Gleichwohl muss auch der Mietendeckel konsequent durchgesetzt werden. Manch Vermieter wird die Miete nicht pflichtgemäß selbstständig senken. Mieterinnen und Mieter sollten sich dann an die Senatsverwaltung für Stadtentwicklung und Wohnen wenden. Auf der eigens eingerichteten Homepage kann mit dem Mietendeckelrechner https://mietendeckel.berlin.de/mietendeckelrechner/ die Zulässigkeit der eigenen Miete geprüft und im Falle einer überhöhten Miete die Verwaltung eingeschaltet werden, damit diese dann beim Vermieter vorstellig wird. Besonders renitente Eigentümer müssen dann mit Bußgeldbescheiden rechnen. Die Senatsverwaltung stellte dafür neues Personal ein.
Karlsruhe wird Mietendeckel im Grundsatz stattgeben
Mit der finalen Entscheidung des Bundesverfassungsgerichtes in der Sache wird im 2. Quartal 2021 gerechnet. Wir gehen davon aus, dass dem Mietendeckel im Grundsatz stattgegeben wird. Sollte der Mietendeckel wider Erwarten kippen, gilt es als unwahrscheinlich, dass die gesparte Miete rückwirkend zu zahlen wäre. Es ist wahrscheinlicher, dass schlimmstenfalls das Gesetz zukünftig für unwirksam erklärt wird. Wer auf Nummer sichergehen will, spart die Mietreduzierung trotzdem an.

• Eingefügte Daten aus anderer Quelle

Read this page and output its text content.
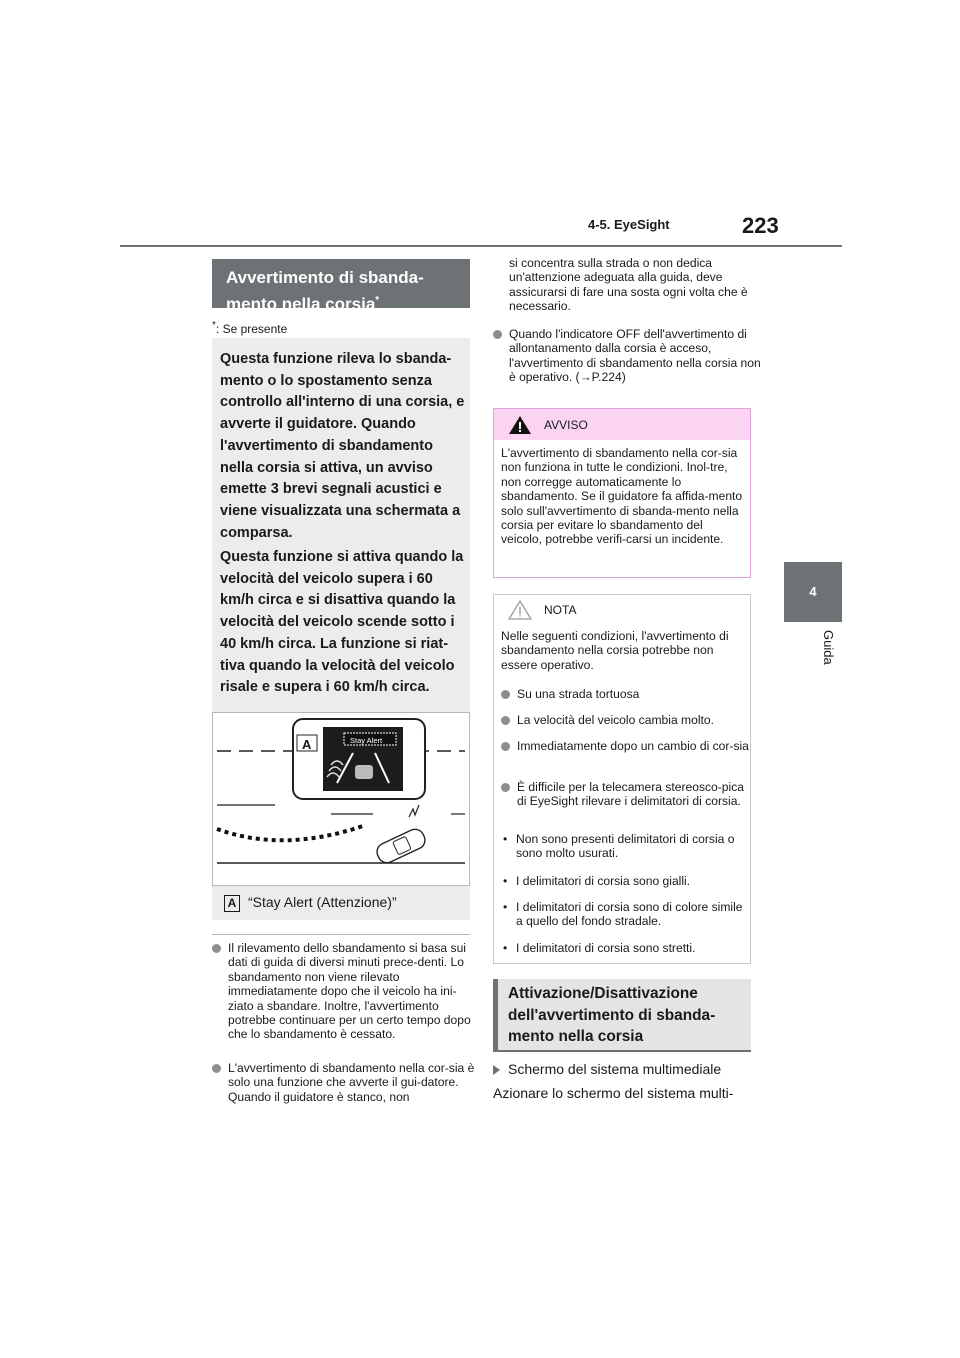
4-5. EyeSight	223
4
Guida
Avvertimento di sbanda-
mento nella corsia*
*: Se presente

Questa funzione rileva lo sbanda-mento o lo spostamento senza controllo all'interno di una corsia, e avverte il guidatore. Quando l'avvertimento di sbandamento nella corsia si attiva, un avviso emette 3 brevi segnali acustici e viene visualizzata una schermata a comparsa.

Questa funzione si attiva quando la velocità del veicolo supera i 60 km/h circa e si disattiva quando la velocità del veicolo scende sotto i 40 km/h circa. La funzione si riat-tiva quando la velocità del veicolo risale e supera i 60 km/h circa.

A	Stay Alert
A “Stay Alert (Attenzione)”
Il rilevamento dello sbandamento si basa sui dati di guida di diversi minuti prece-denti. Lo sbandamento non viene rilevato immediatamente dopo che il veicolo ha ini-ziato a sbandare. Inoltre, l'avvertimento potrebbe continuare per un certo tempo dopo che lo sbandamento è cessato.
L'avvertimento di sbandamento nella cor-sia è solo una funzione che avverte il gui-datore. Quando il guidatore è stanco, non
si concentra sulla strada o non dedica un'attenzione adeguata alla guida, deve assicurarsi di fare una sosta ogni volta che è necessario.
Quando l'indicatore OFF dell'avvertimento di allontanamento dalla corsia è acceso, l'avvertimento di sbandamento nella corsia non è operativo. (→P.224)
AVVISO
L'avvertimento di sbandamento nella cor-sia non funziona in tutte le condizioni. Inol-tre, non corregge automaticamente lo sbandamento. Se il guidatore fa affida-mento solo sull'avvertimento di sbanda-mento nella corsia per evitare lo sbandamento del veicolo, potrebbe verifi-carsi un incidente.
NOTA
Nelle seguenti condizioni, l'avvertimento di sbandamento nella corsia potrebbe non essere operativo.
Su una strada tortuosa
La velocità del veicolo cambia molto.
Immediatamente dopo un cambio di cor-sia
È difficile per la telecamera stereosco-pica di EyeSight rilevare i delimitatori di corsia.
• Non sono presenti delimitatori di corsia o sono molto usurati.
• I delimitatori di corsia sono gialli.
• I delimitatori di corsia sono di colore simile a quello del fondo stradale.
• I delimitatori di corsia sono stretti.
Attivazione/Disattivazione dell'avvertimento di sbanda-mento nella corsia
Schermo del sistema multimediale
Azionare lo schermo del sistema multi-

Mit dem Mietendeckel ist dem rot-rot-grünen Senat und vor allem der LINKEN Senatorin Katrin Lompscher eine kleine Revolution in der deutschen Wohnungspolitik gelungen. Bisher waren Länder und Kommunen trotz steigender Mieten die Hände gebunden: Regulierend am Markt einzugreifen war unmöglich, denn Mietrecht ist Bundessache. Der Bund verweigert sich jedoch seit jeher, im Sinne der Mieterinnen und Mieter einzugreifen. Mit dem Mietendeckel ist es Berlin gelungen, über die Preisregulierung nach öffentlichem Recht einen Weg im Sinne der Leidtragenden des Mietenwahnsinns zu finden. Spätestens mit einer positiven Entscheidung des Bundesverfassungsgerichtes wird der Druck für die anderen Bundesländer immens sein, ihre Mieterinnen und Mieter in ähnlicher Weise zu schützen – und sie werden sich dieser Verantwortung nicht mehr entziehen können.

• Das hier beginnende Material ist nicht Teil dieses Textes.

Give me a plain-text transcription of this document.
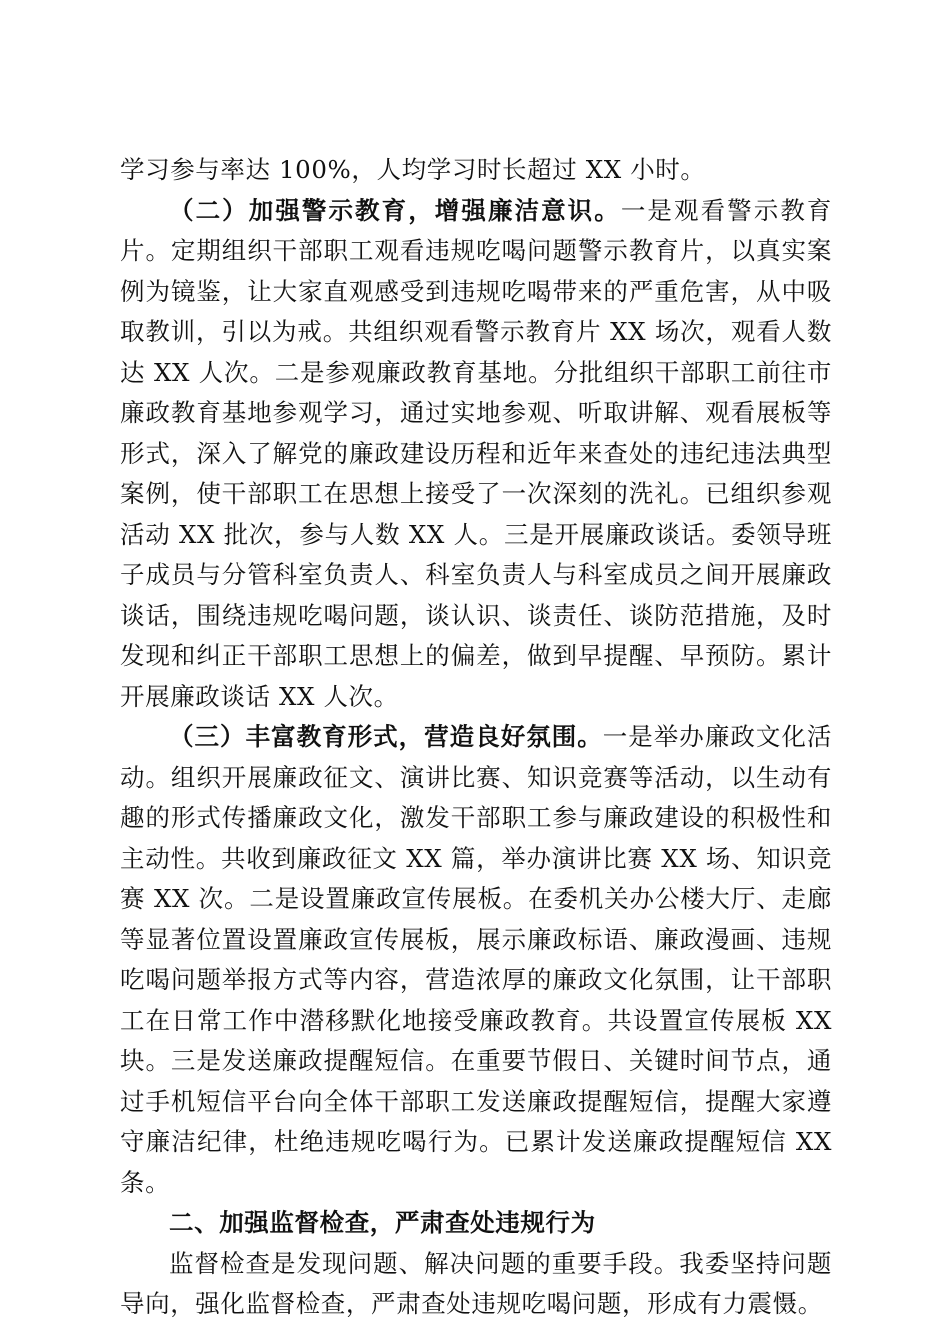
学习参与率达 100%，人均学习时长超过 XX 小时。

（二）加强警示教育，增强廉洁意识。一是观看警示教育片。定期组织干部职工观看违规吃喝问题警示教育片，以真实案例为镜鉴，让大家直观感受到违规吃喝带来的严重危害，从中吸取教训，引以为戒。共组织观看警示教育片 XX 场次，观看人数达 XX 人次。二是参观廉政教育基地。分批组织干部职工前往市廉政教育基地参观学习，通过实地参观、听取讲解、观看展板等形式，深入了解党的廉政建设历程和近年来查处的违纪违法典型案例，使干部职工在思想上接受了一次深刻的洗礼。已组织参观活动 XX 批次，参与人数 XX 人。三是开展廉政谈话。委领导班子成员与分管科室负责人、科室负责人与科室成员之间开展廉政谈话，围绕违规吃喝问题，谈认识、谈责任、谈防范措施，及时发现和纠正干部职工思想上的偏差，做到早提醒、早预防。累计开展廉政谈话 XX 人次。

（三）丰富教育形式，营造良好氛围。一是举办廉政文化活动。组织开展廉政征文、演讲比赛、知识竞赛等活动，以生动有趣的形式传播廉政文化，激发干部职工参与廉政建设的积极性和主动性。共收到廉政征文 XX 篇，举办演讲比赛 XX 场、知识竞赛 XX 次。二是设置廉政宣传展板。在委机关办公楼大厅、走廊等显著位置设置廉政宣传展板，展示廉政标语、廉政漫画、违规吃喝问题举报方式等内容，营造浓厚的廉政文化氛围，让干部职工在日常工作中潜移默化地接受廉政教育。共设置宣传展板 XX 块。三是发送廉政提醒短信。在重要节假日、关键时间节点，通过手机短信平台向全体干部职工发送廉政提醒短信，提醒大家遵守廉洁纪律，杜绝违规吃喝行为。已累计发送廉政提醒短信 XX 条。

二、加强监督检查，严肃查处违规行为

监督检查是发现问题、解决问题的重要手段。我委坚持问题导向，强化监督检查，严肃查处违规吃喝问题，形成有力震慑。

Berlin wird durch den Mietendeckel zur ersten prosperierenden Metropole, in der die Mieten sinken. Je mehr Menschen ab dem 23.11. die Möglichkeit wahrnehmen, ihre Miete abzusenken, desto größer wird der Effekt auf das allgemeine Mietniveau. Den Mietendeckel gäbe es ohne die Bewegung rebellischer Mieterinnen und Mieter nicht, jetzt können sie ihm Flügel verleihen. Getreu unserem Motto: »erst deckeln, dann enteignen« steht die nächste Aufgabe bereits an.
Gaby Gottwald ist Mitglied des Berliner Abgeordnetenhauses und sitzt dort im Ausschuss für Stadtentwicklung und Wohnen.